Ähnliche kurzfristige Finanzunterstützung darf man in der Pflege erhoffen. Die „Mammutaufgabe“ wolle die Ministerin „mehrgleisig“ angehen – mit kurz-, mittel- und langfristiger Hilfe. Insbesondere die perspektivische Arbeit soll auch hier von den Ideen einer eingesetzten Bund-Länder-Arbeitsgruppe kommen.
Positiv gestimmt dürften zudem die Apotheken sein, denen die Ministerin eine tragende Rolle für das Vertrauen ins System zukommen lässt. So möchte sie insbesondere die „Vor-Ort-Apotheken im ländlichen Raum stützen“, „damit die Medikamente auch bei den Menschen ankommen.“
Während die Ministerin und ihr Plan in den Plädoyers der Nachredner von SPD und CDU naturgemäß verteidigt wurden, gab es von den Oppositionsparteien verhalten bis konkrete Kritik. Grünen-Gesundheitspolitiker Janosch Dahmen mahnte beispielsweise zu Geschwindigkeit und keiner verhaltenen Warteposition mit der Hoffnung auf Kommissionsergebnisse in 2027. „Warten Sie nicht auf Kommissionen, handeln Sie jetzt mutig“, so der Grüne.
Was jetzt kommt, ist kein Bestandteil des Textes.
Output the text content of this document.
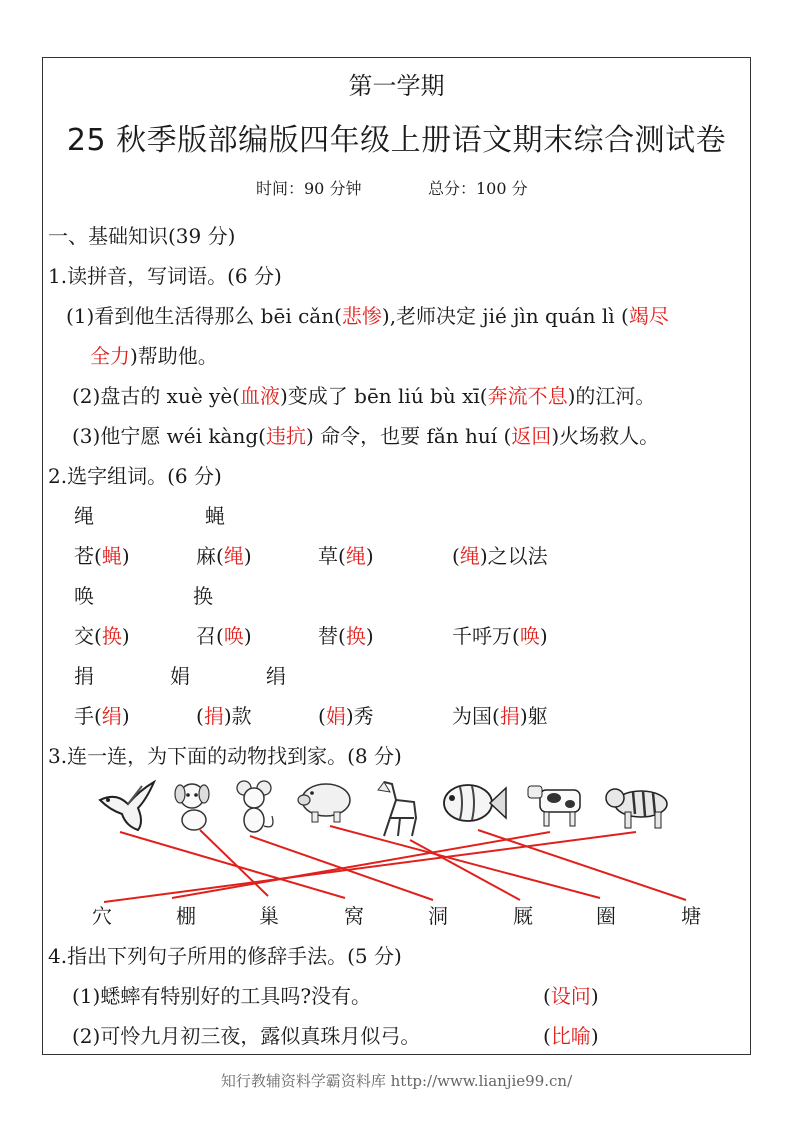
第一学期
25 秋季版部编版四年级上册语文期末综合测试卷
时间：90 分钟	总分：100 分
一、基础知识(39 分)
1.读拼音，写词语。(6 分)
(1)看到他生活得那么 bēi cǎn(悲惨),老师决定 jié jìn quán lì (竭尽
全力)帮助他。
(2)盘古的 xuè yè(血液)变成了 bēn liú bù xī(奔流不息)的江河。
(3)他宁愿 wéi kàng(违抗) 命令，也要 fǎn huí (返回)火场救人。
2.选字组词。(6 分)
绳	蝇
苍(蝇)	麻(绳)	草(绳)	(绳)之以法
唤	换
交(换)	召(唤)	替(换)	千呼万(唤)
捐	娟	绢
手(绢)	(捐)款	(娟)秀	为国(捐)躯
3.连一连，为下面的动物找到家。(8 分)
穴	棚	巢	窝	洞	厩	圈	塘
4.指出下列句子所用的修辞手法。(5 分)
(1)蟋蟀有特别好的工具吗?没有。	(设问)
(2)可怜九月初三夜，露似真珠月似弓。	(比喻)
知行教辅资料学霸资料库 http://www.lianjie99.cn/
Dabei verwies der Arzt auch auf die Wirtschaftlichkeit schneller Umsetzungen: „Mit einer umgesetzten Notfallreform könnten beispielsweise bis zu 3 Milliarden Euro jährlich eingespart werden.“ Politiker der Linken gaben ihrem Misstrauen an den Plänen Ausdruck und machten – teils in Dress von Pflege- und Krankenhauspersonal – klar, dass es konkreter Ideen bräuchte: Eine 35-Stunden-Woche, vorgeschriebene Pause- und Erholungszeiten. „Gesundheit ist keine Ware und wir als Personal sind kein Kostenfaktor, wir sind das Rückgrat der Versorgung“, erklärte Julia Stange (Die Linke).
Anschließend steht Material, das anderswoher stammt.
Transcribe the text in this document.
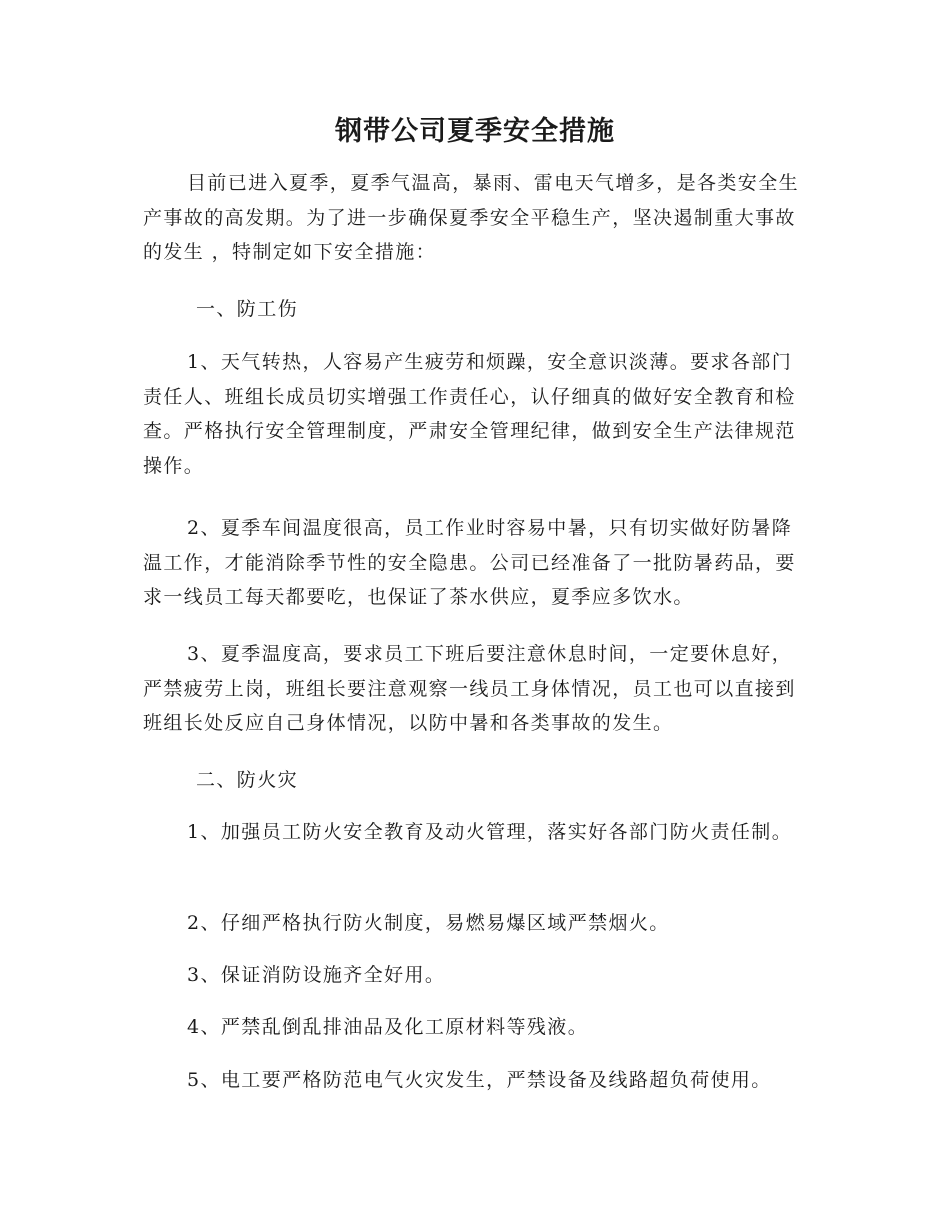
钢带公司夏季安全措施

目前已进入夏季，夏季气温高，暴雨、雷电天气增多，是各类安全生产事故的高发期。为了进一步确保夏季安全平稳生产，坚决遏制重大事故的发生 ，特制定如下安全措施：

一、防工伤

1、天气转热，人容易产生疲劳和烦躁，安全意识淡薄。要求各部门责任人、班组长成员切实增强工作责任心，认仔细真的做好安全教育和检查。严格执行安全管理制度，严肃安全管理纪律，做到安全生产法律规范操作。

2、夏季车间温度很高，员工作业时容易中暑，只有切实做好防暑降温工作，才能消除季节性的安全隐患。公司已经准备了一批防暑药品，要求一线员工每天都要吃，也保证了茶水供应，夏季应多饮水。

3、夏季温度高，要求员工下班后要注意休息时间，一定要休息好，严禁疲劳上岗，班组长要注意观察一线员工身体情况，员工也可以直接到班组长处反应自己身体情况，以防中暑和各类事故的发生。

二、防火灾

1、加强员工防火安全教育及动火管理，落实好各部门防火责任制。

2、仔细严格执行防火制度，易燃易爆区域严禁烟火。

3、保证消防设施齐全好用。

4、严禁乱倒乱排油品及化工原材料等残液。

5、电工要严格防范电气火灾发生，严禁设备及线路超负荷使用。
Die Redner der AfD arbeiteten sich nahezu ausschließlich an der Regierung ab, die sie als „extremistisch“ diffamierte, weil sie nichts dagegen täte, dass Ärzte in letzter Konsequenz auch abwandern. Ebenso wenig konstruktiv war der Vergleich von Facharztterminen mit Bananen in der DDR oder die „echte Lösung“, dass man Vollversorgung nur für deutsche Staatsbürger anbieten dürfe.
Ob es mit der Neuen im Kabinett nun extra lange dauert, weil Kommissionen, Arbeitsgruppen und Austausch mit allen Seiten weite Kreise und Extrarunden ziehen oder ob man damit zu praxisorientierten (und damit schnellen) Ergebnissen kommt, dürften bereits die kommenden Wochen und Monate zeigen.